Implementation Timeline: Standard RAG (1-2 days to implement and deploy). GraphRAG (2-4 weeks: design entity/relationship schema, extract and build graph, tune community detection, validate results). Budget accordingly.
Microsoft GraphRAG's indexing pipeline is expensive by design — it runs community detection (Leiden algorithm), entity extraction via LLM, and relationship summarisation on the full corpus. For a 10 M-token corpus, expect 4–8 hours of indexing time and $40–80 in API costs at Haiku pricing. To reduce this: (1) chunk aggressively (512 tokens is usually sufficient for entity extraction); (2) use a cheaper model for entity extraction passes and only run the expensive summarisation on top-level community reports; (3) filter the input corpus to the documents most relevant to anticipated query types — GraphRAG scales quadratically in entity count, not linearly.

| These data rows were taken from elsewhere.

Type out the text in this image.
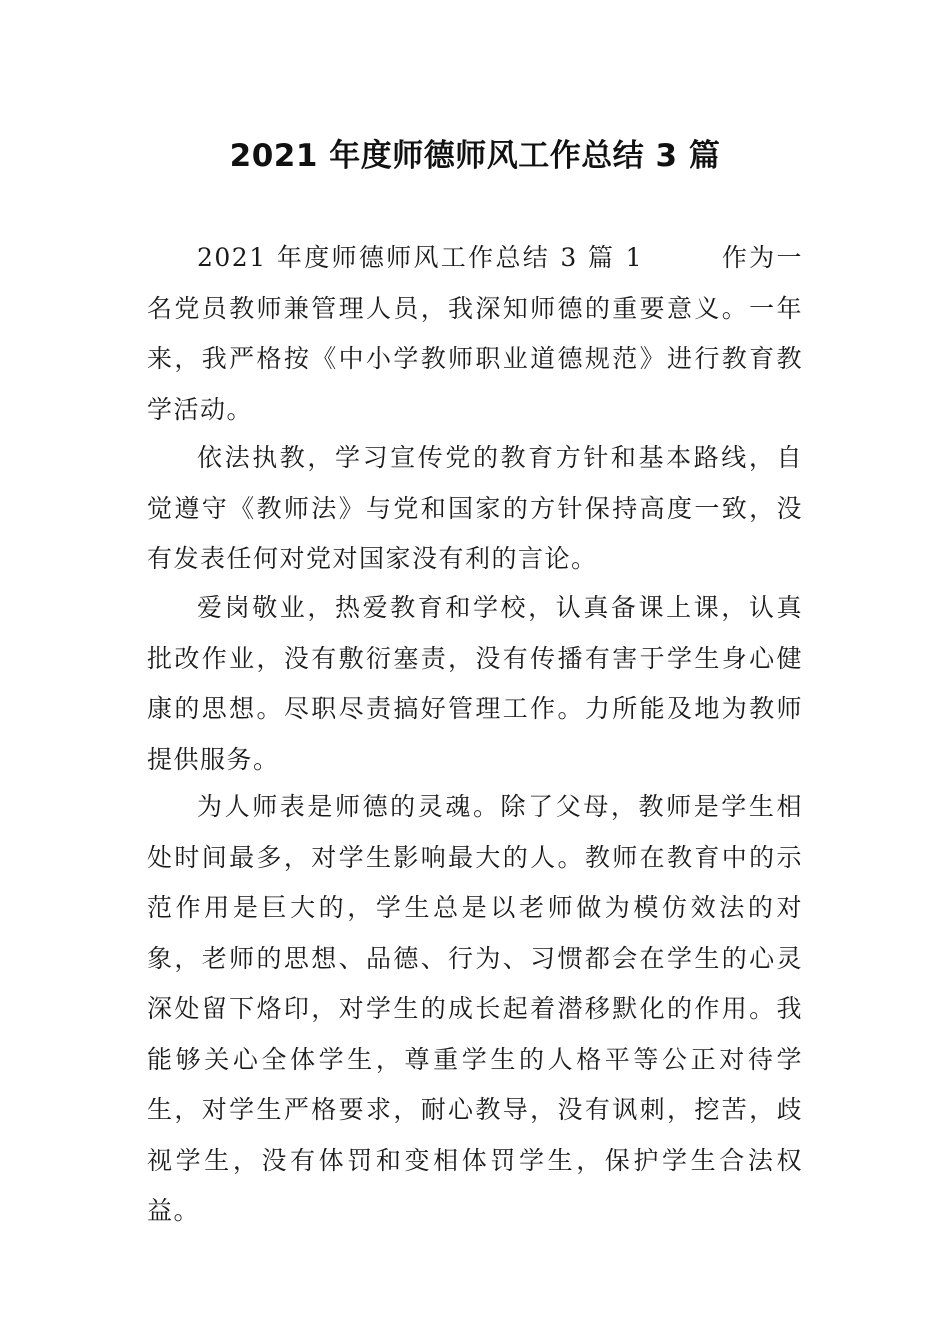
2021 年度师德师风工作总结 3 篇

2021 年度师德师风工作总结 3 篇 1	作为一名党员教师兼管理人员，我深知师德的重要意义。一年来，我严格按《中小学教师职业道德规范》进行教育教学活动。

依法执教，学习宣传党的教育方针和基本路线，自觉遵守《教师法》与党和国家的方针保持高度一致，没有发表任何对党对国家没有利的言论。

爱岗敬业，热爱教育和学校，认真备课上课，认真批改作业，没有敷衍塞责，没有传播有害于学生身心健康的思想。尽职尽责搞好管理工作。力所能及地为教师提供服务。

为人师表是师德的灵魂。除了父母，教师是学生相处时间最多，对学生影响最大的人。教师在教育中的示范作用是巨大的，学生总是以老师做为模仿效法的对象，老师的思想、品德、行为、习惯都会在学生的心灵深处留下烙印，对学生的成长起着潜移默化的作用。我能够关心全体学生，尊重学生的人格平等公正对待学生，对学生严格要求，耐心教导，没有讽刺，挖苦，歧视学生，没有体罚和变相体罚学生，保护学生合法权益。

For query latency, global search is slower than local search because it aggregates community reports across the entire graph. Profile your top query patterns and pre-cache community report summaries for the most common anchor entities. Entity resolution is a hidden bottleneck: if the same concept appears under multiple surface forms (e.g. "GPT-4", "GPT4", "OpenAI GPT-4"), the graph will fragment rather than consolidate. Run a deduplication pass on entity names before building the graph — even a simple fuzzy-match threshold of 0.85 cosine similarity dramatically reduces fragmentation and improves global search quality.